Patients were evaluated regularly by medical staff members and underwent additional studies if signs or symptoms suggestive of DVT were observed. Patients with such manifestations were assessed with use of Doppler ultrasonography followed by venography, if indicated. DVT developed in 14 of 50 patients (28%) receiving thalidomide but in only 2 of 50 patients (4%) in the nonthalidomide arm (P = .002). All episodes of DVT occurred during the first 3 cycles of induction: 7 during cycle 1, 3 during cycle 2, and 6 during cycle 3. Although the response rate in each treatment arm had not been disclosed at the time this report was prepared, within the thalidomide arm, the time from start of treatment to 50% reduction in paraprotein was computed for evaluable patients and compared in the patients with and without DVT in that arm. No significant difference was observed (P = .7).
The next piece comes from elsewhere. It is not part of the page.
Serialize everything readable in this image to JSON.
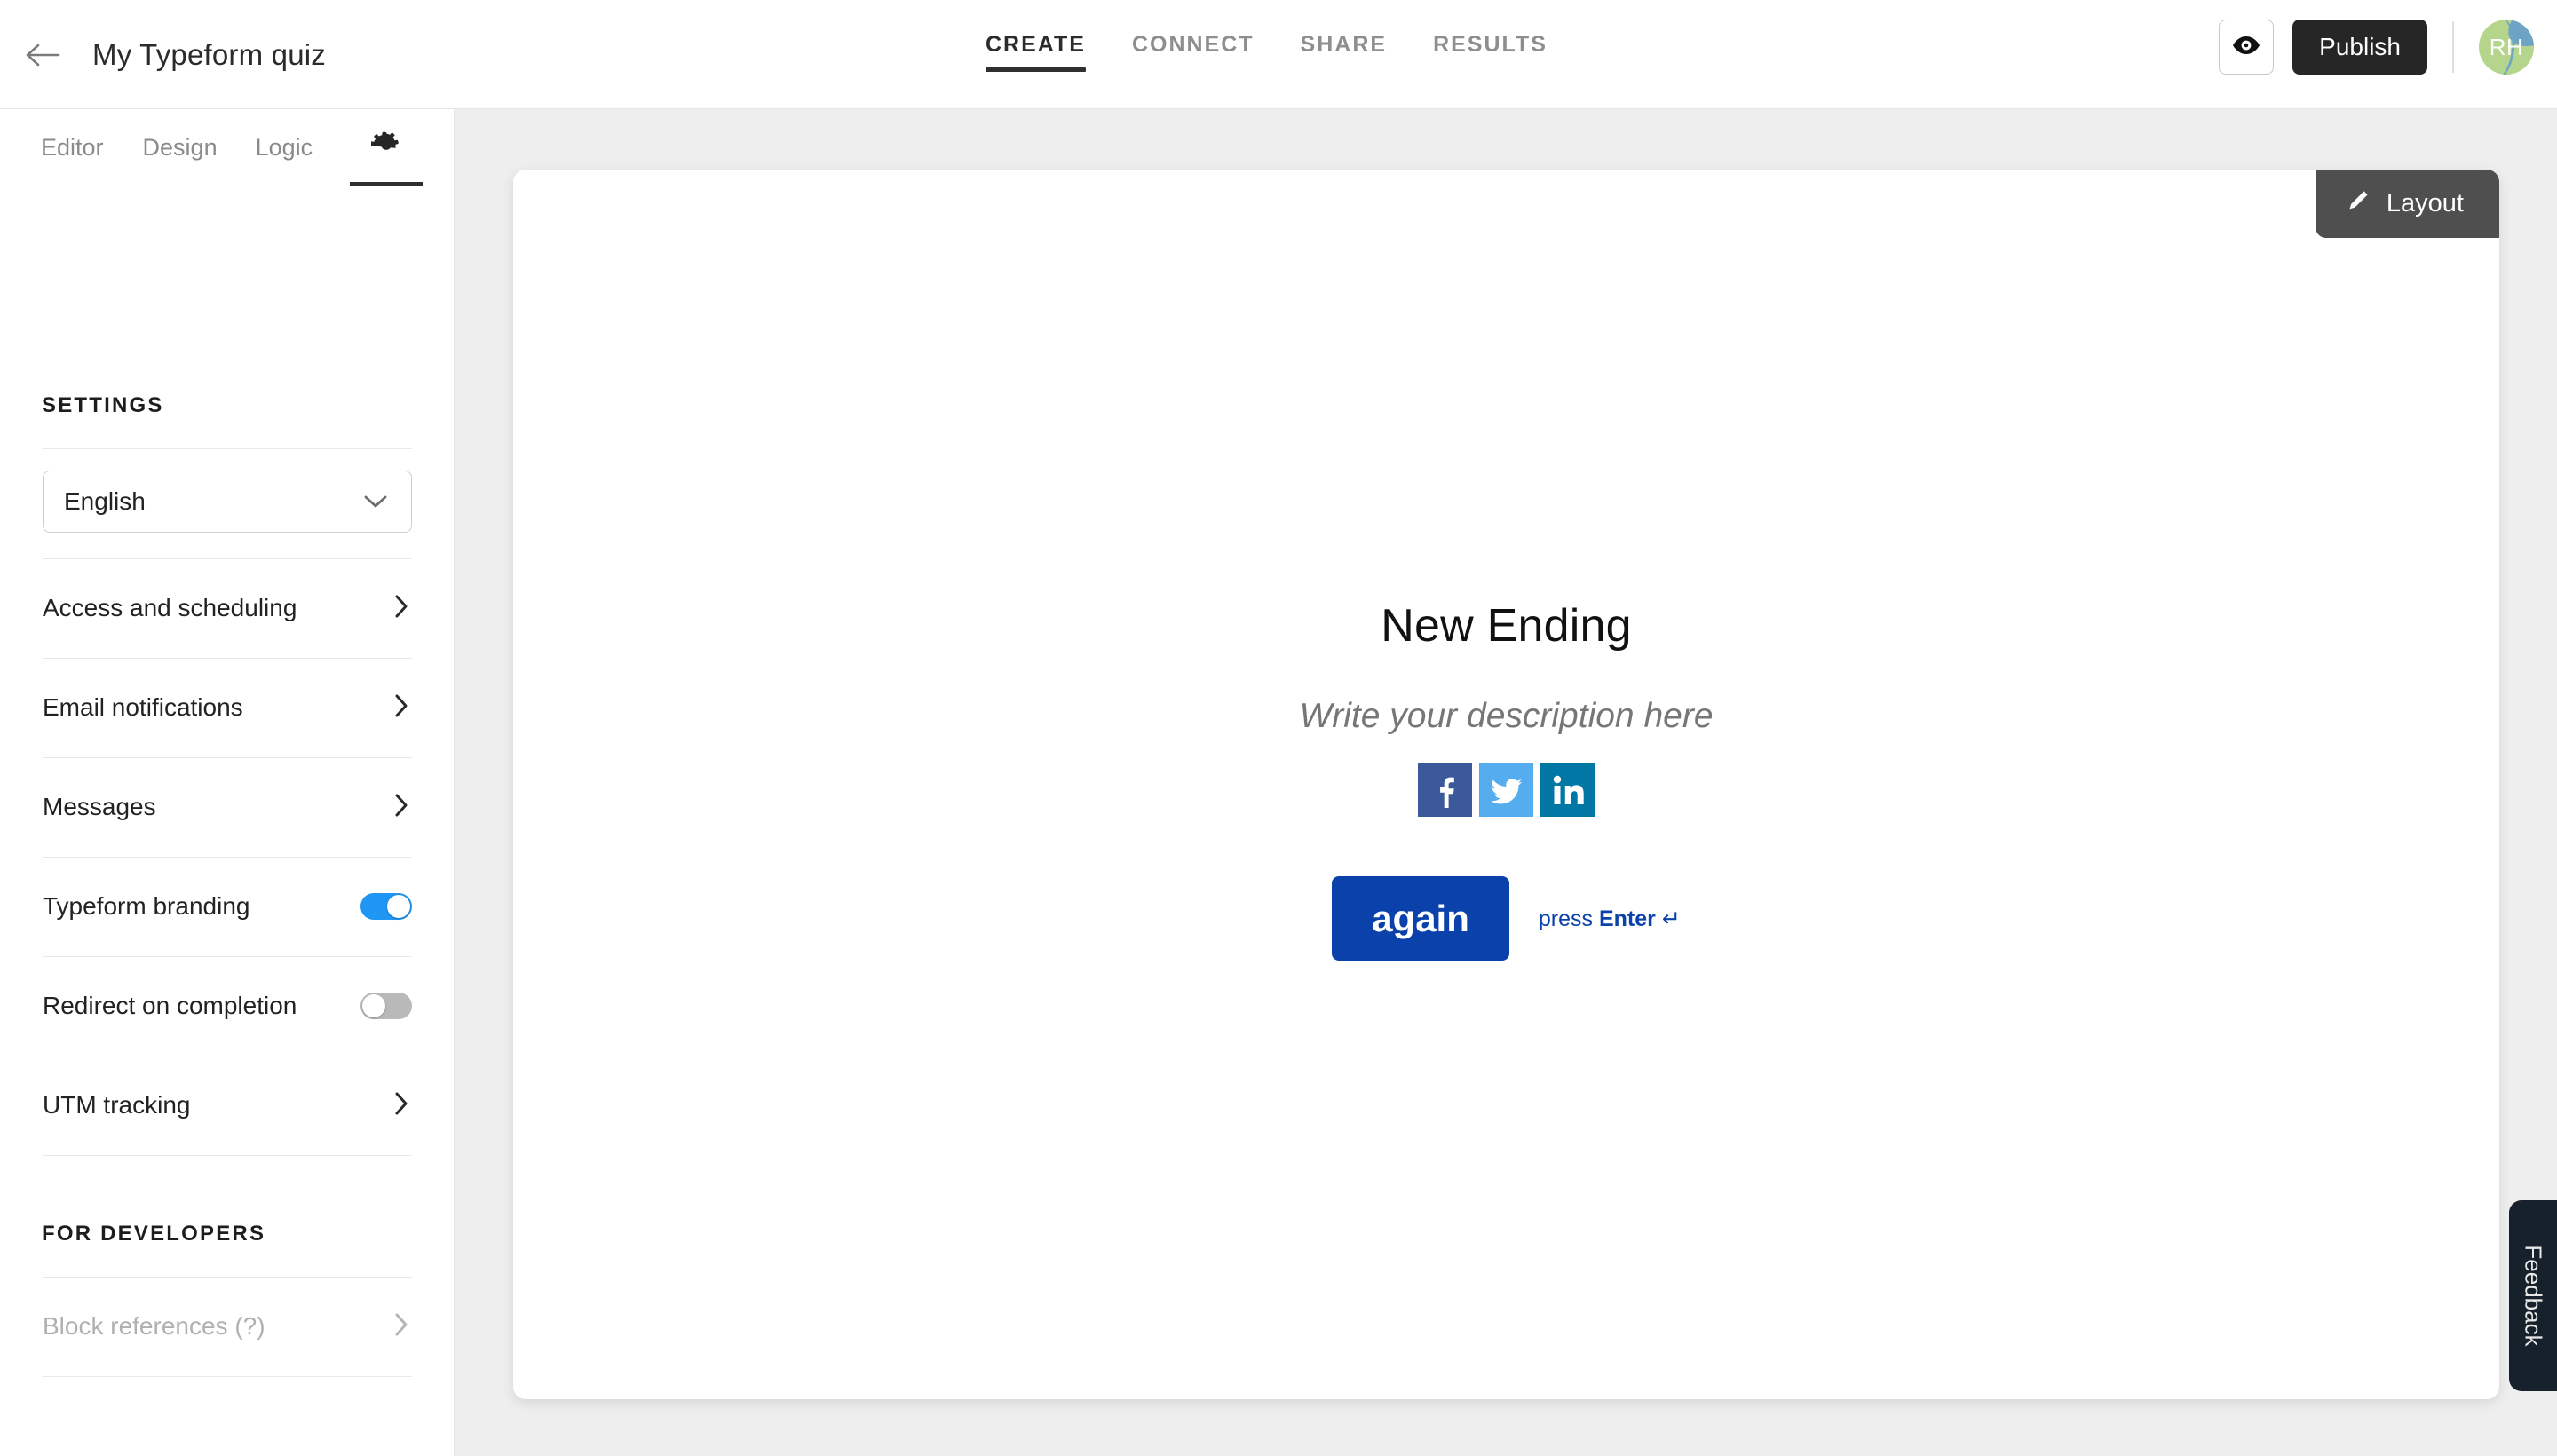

All patients received 400 mg of oral thalidomide daily, except for one, who received 300 mg daily. The median time from start of thalidomide therapy to diagnosis of DVT was 42.5 days (range, 7 to 93 days). Thrombosis developed at the site of the CVC in 4 patients (3 in the thalidomide arm and 1 in the control arm) and at distant sites in 12 patients (11 receiving thalidomide and 1 control). DVT not related to a CVC developed in 12 patients, 5 of whom were affected bilaterally. In all 5 patients, calf veins were involved. Seven patients had unilateral occlusion, which was limited to deep veins below the knee in 2 patients.

In most patients (75%), administration of thalidomide was resumed safely after appropriate anticoagulation therapy was initiated. The most extensive thrombosis involved femoral-popliteal and calf veins in both legs. Anticoagulation therapy consisted of low-molecular-weight heparin followed by warfarin, with the target being the international normalized ratio of 2.5 to 3. This therapy was continued as long as it was clinically indicated and the patient was receiving thalidomide. At the time of analysis, no patient had clinical evidence of progression of DVT. One episode of pulmonary embolism was observed in one patient taking thalidomide. The embolism responded to appropriate therapy, and thalidomide administration was subsequently reinstituted, without further complications.

Our data show that thalidomide given in combination with chemotherapy including dexamethasone is associated with an increased risk of DVT, the progression of which can be controlled by full anticoagulation. In support of our findings is a report by Flageul et al,5 who described occurrence of thrombotic events shortly after low-dose (50-100 mg/day) thalidomide therapy was begun in 5 patients with lupus erythematosus. All 5 patients were known to have hypercoagulability related to either antiphospholipid antibodies or recent trauma. An increased rate of DVT was not observed in patients with relapsed MM who were treated with thalidomide as a single agent.4 

In conclusion, close monitoring for DVT should be done in patients with MM who are receiving thalidomide concomitantly with glucocorticosteroids and cytotoxic agents. Studies aimed at preventing DVT in patients with myeloma and other patients with hypercoagulability receiving thalidomide are needed. Our preliminary experience suggests that administration of thalidomide can be resumed safely after successful anticoagulation therapy. Prophylactic anticoagulation should be strongly considered in patients receiving thalidomide in combination with chemotherapy. Occurrence of DVT is not an absolute contraindication to continuing thalidomide treatment.